In 2007, as a desperate Howard Government tried to fend off the resurgent Labor Opposition under Kevin Rudd, it (and its allies in big business) resorted to the time-honoured tactic of union bashing.
One particularly memorable ad featured three heavy-set blokes in industrial gear storming into a workplace populated by clean-cut, immaculately attired professional types, before the screen went dark.
A dire warning of what would befall genteel, defenceless businesses if the thugs from the union movement ever got their hands on them.
Fast forward to 2016, and if the Turnbull Government aren’t quite at the same game, they’re certainly playing a variation of it. Enter the now notorious ‘fake tradie’ election ad with its claim that Australians should ‘stick with the current mob’ or else risk a disastrous ‘war on business’.
This isn’t quite the union bashing we’ve seen in the past. Arguably, that’s because the entire term of the Abbott-Turnbull government has been a prolonged war against trade unionism.
The contentious Dyson Royal Commission, while turning up significant examples of corruption within the union movement, also singularly failed to apply the lesson of history provided by the Costigan Royal Commission: that corruption within the union movement does not operate in a vacuum, and occurs both in parallel with, and as a reflection of, corruption within the business community.
Unlike the Costigan Commission, however, the Dyson Commission didn’t turned up any ‘bottom of the harbour’ scandals with which to vex the business world — precisely because its terms of reference didn’t allow it to go there.
Nor has the Abbott-Turnbull government allowed the lesson of history to get in the way of a convenient Labor/union-bashing electoral narrative.
Indeed, the ‘war on business’ warned against in the ‘fake tradie’ ad is a subtle variation on the ‘union thugs’ alarmism seen in 2007. In it, a ‘tradie’ worries about Labor’s ‘war’ against banks, miners, and people owning investment properties, and concludes from this that it will ultimately result in a ‘war on business’ that will cost ordinary people their jobs. One can almost envision the Liberal Party campaign strategists taking Pastor Martin Niemöller’s famous condemnation of political apathy and rendering it thus:
First, they came for the banks, but I did not speak out because I was not a banker.
Then they came for the miners, but I did not speak out because I was not a miner.

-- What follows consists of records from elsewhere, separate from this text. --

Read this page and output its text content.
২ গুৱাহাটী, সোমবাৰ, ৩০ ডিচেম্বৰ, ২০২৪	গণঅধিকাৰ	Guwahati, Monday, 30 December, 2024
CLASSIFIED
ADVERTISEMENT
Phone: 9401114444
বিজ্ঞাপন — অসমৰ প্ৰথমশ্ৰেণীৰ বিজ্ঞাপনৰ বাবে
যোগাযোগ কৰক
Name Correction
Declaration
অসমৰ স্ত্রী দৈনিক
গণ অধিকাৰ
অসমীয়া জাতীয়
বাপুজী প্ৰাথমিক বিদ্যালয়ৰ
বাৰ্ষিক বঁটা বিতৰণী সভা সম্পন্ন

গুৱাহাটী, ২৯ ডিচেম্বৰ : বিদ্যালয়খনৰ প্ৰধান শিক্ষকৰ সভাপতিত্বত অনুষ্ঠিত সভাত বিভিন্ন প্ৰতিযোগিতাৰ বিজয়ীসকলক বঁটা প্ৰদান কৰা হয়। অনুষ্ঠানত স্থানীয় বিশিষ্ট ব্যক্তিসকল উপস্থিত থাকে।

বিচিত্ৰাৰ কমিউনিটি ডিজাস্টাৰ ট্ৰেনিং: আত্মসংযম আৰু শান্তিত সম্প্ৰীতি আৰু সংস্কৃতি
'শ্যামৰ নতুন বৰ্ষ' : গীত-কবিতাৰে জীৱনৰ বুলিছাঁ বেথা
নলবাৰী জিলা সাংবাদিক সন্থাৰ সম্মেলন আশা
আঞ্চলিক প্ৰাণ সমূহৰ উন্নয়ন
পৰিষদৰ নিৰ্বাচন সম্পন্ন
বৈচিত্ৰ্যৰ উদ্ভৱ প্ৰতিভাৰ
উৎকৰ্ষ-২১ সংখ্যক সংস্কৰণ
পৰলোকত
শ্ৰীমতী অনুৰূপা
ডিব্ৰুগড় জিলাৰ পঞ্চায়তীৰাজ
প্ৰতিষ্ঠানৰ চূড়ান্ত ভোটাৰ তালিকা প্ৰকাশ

Then they came for the investment property owners, but I did not speak out because I was not an investment property owner …
And so on. In other words, the ‘fake tradie’ ad is an attempt to convince any potential Labor voters that a future ALP government, beholden to a corrupt union movement, would wreck the economy and precipitate mass unemployment — all for the sake of an ideological ‘war’ on business.

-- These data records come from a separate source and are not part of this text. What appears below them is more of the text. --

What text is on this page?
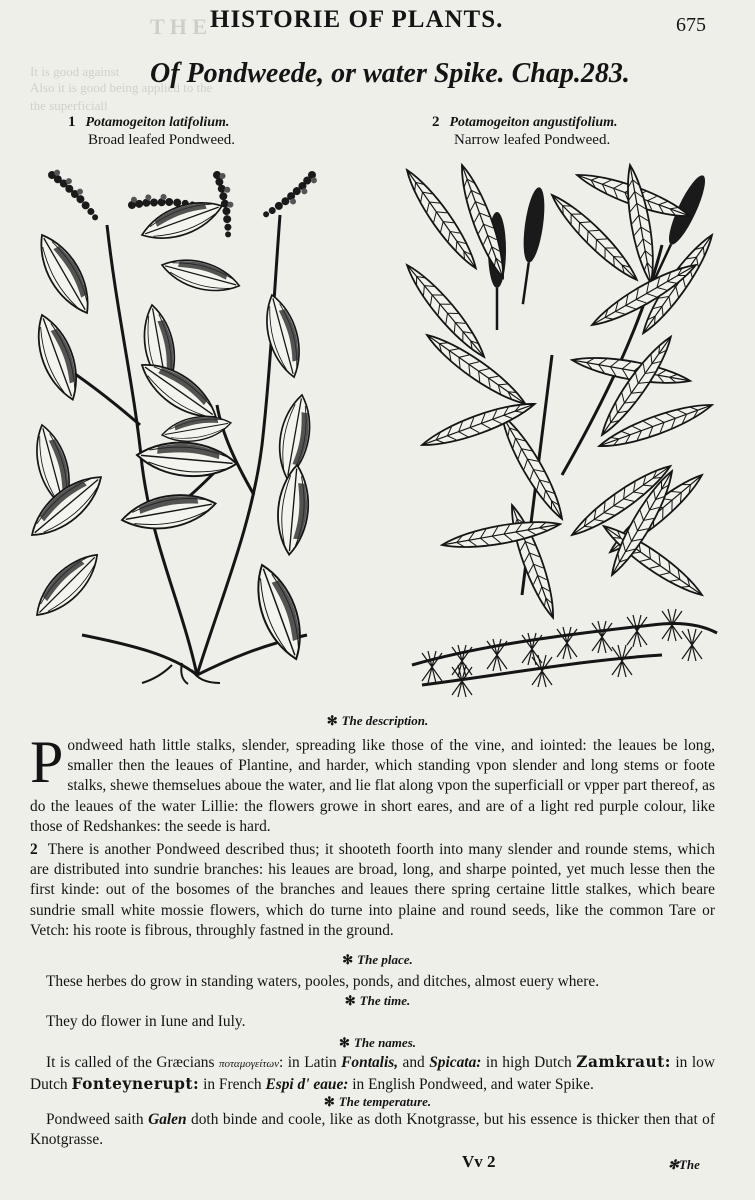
T H E
It is good against
Also it is good being applied to the
the superficiall
HISTORIE OF PLANTS.	675
Of Pondweede, or water Spike. Chap.283.
1 Potamogeiton latifolium.
Broad leafed Pondweed.
2 Potamogeiton angustifolium.
Narrow leafed Pondweed.
✻ The description.
Pondweed hath little stalks, slender, spreading like those of the vine, and iointed: the leaues be long, smaller then the leaues of Plantine, and harder, which standing vpon slender and long stems or foote stalks, shewe themselues aboue the water, and lie flat along vpon the superficiall or vpper part thereof, as do the leaues of the water Lillie: the flowers growe in short eares, and are of a light red purple colour, like those of Redshankes: the seede is hard.
2 There is another Pondweed described thus; it shooteth foorth into many slender and rounde stems, which are distributed into sundrie branches: his leaues are broad, long, and sharpe pointed, yet much lesse then the first kinde: out of the bosomes of the branches and leaues there spring certaine little stalkes, which beare sundrie small white mossie flowers, which do turne into plaine and round seeds, like the common Tare or Vetch: his roote is fibrous, throughly fastned in the ground.
✻ The place.
These herbes do grow in standing waters, pooles, ponds, and ditches, almost euery where.
✻ The time.
They do flower in Iune and Iuly.
✻ The names.
It is called of the Græcians ποταμογείτων: in Latin Fontalis, and Spicata: in high Dutch Zamkraut: in low Dutch Fonteynerupt: in French Espi d' eaue: in English Pondweed, and water Spike.
✻ The temperature.
Pondweed saith Galen doth binde and coole, like as doth Knotgrasse, but his essence is thicker then that of Knotgrasse.
Vv 2	✻The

Never mind that the ALP is as impeccably neoliberal in its economic policies as the Coalition, and is at the same time doing its damndest to paint the Greens as the economic vandals of whom we should all be terrified. The ‘fake tradie’ ad is part of a wider political narrative that seeks to dismiss any argument for the redistribution of wealth as ‘class warfare’ — as a ‘war on business’. Moreover, it seeks to co-opt the potential beneficiaries of any such redistribution — the working class — by aligning their interests with the interests of the bank executives, mining magnates, and those reaping the benefits of negative gearing. Never mind the revelations of the Panama Papers, which detail the extent to which the ultra-rich are defrauding the rest of humanity. In ‘trickle down’ economics we trust!

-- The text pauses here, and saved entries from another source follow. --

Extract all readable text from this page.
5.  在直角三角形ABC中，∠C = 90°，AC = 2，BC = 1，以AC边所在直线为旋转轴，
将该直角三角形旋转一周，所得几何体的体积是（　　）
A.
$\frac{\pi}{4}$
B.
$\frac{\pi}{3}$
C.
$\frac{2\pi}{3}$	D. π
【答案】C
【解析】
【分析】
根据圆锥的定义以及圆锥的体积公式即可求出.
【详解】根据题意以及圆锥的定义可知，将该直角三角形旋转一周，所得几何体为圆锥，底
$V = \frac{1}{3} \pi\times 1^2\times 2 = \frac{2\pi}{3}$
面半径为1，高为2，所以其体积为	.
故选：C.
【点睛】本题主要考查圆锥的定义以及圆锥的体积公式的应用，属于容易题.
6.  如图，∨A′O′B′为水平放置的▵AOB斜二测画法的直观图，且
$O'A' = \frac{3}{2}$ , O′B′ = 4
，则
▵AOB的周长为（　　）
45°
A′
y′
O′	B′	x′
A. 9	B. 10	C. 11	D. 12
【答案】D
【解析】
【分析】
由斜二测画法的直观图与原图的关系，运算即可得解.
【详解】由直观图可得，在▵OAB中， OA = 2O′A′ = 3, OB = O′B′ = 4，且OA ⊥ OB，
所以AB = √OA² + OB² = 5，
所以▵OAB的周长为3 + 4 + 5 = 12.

And this is what ultimately makes the ‘fake tradie’ ad so offensive. Whether or not the person in it is or isn’t a ‘real’ tradie is irrelevant. What is relevant is that it is a primary example of the co-option of the language of class struggle and economic justice that has so thoroughly poisoned economic debate in the industrialised West since the late 70s. Implicit within this co-option is a patronising view of the working class that dismisses them as gullible dupes who can be made to entrench the privilege of the few in return for the paltry crumbs of consumer hedonism and infotainment banality.
It is an assault on the kind of solidarity that taught previous generations of working people dignity and self-respect, and which rendered aspiration in more than merely acquisitive, materialist terms. That the fake tradie ad has been widely mocked is of cold comfort: as an emblem of the prevailing milieu it is depressingly — and chillingly — effective.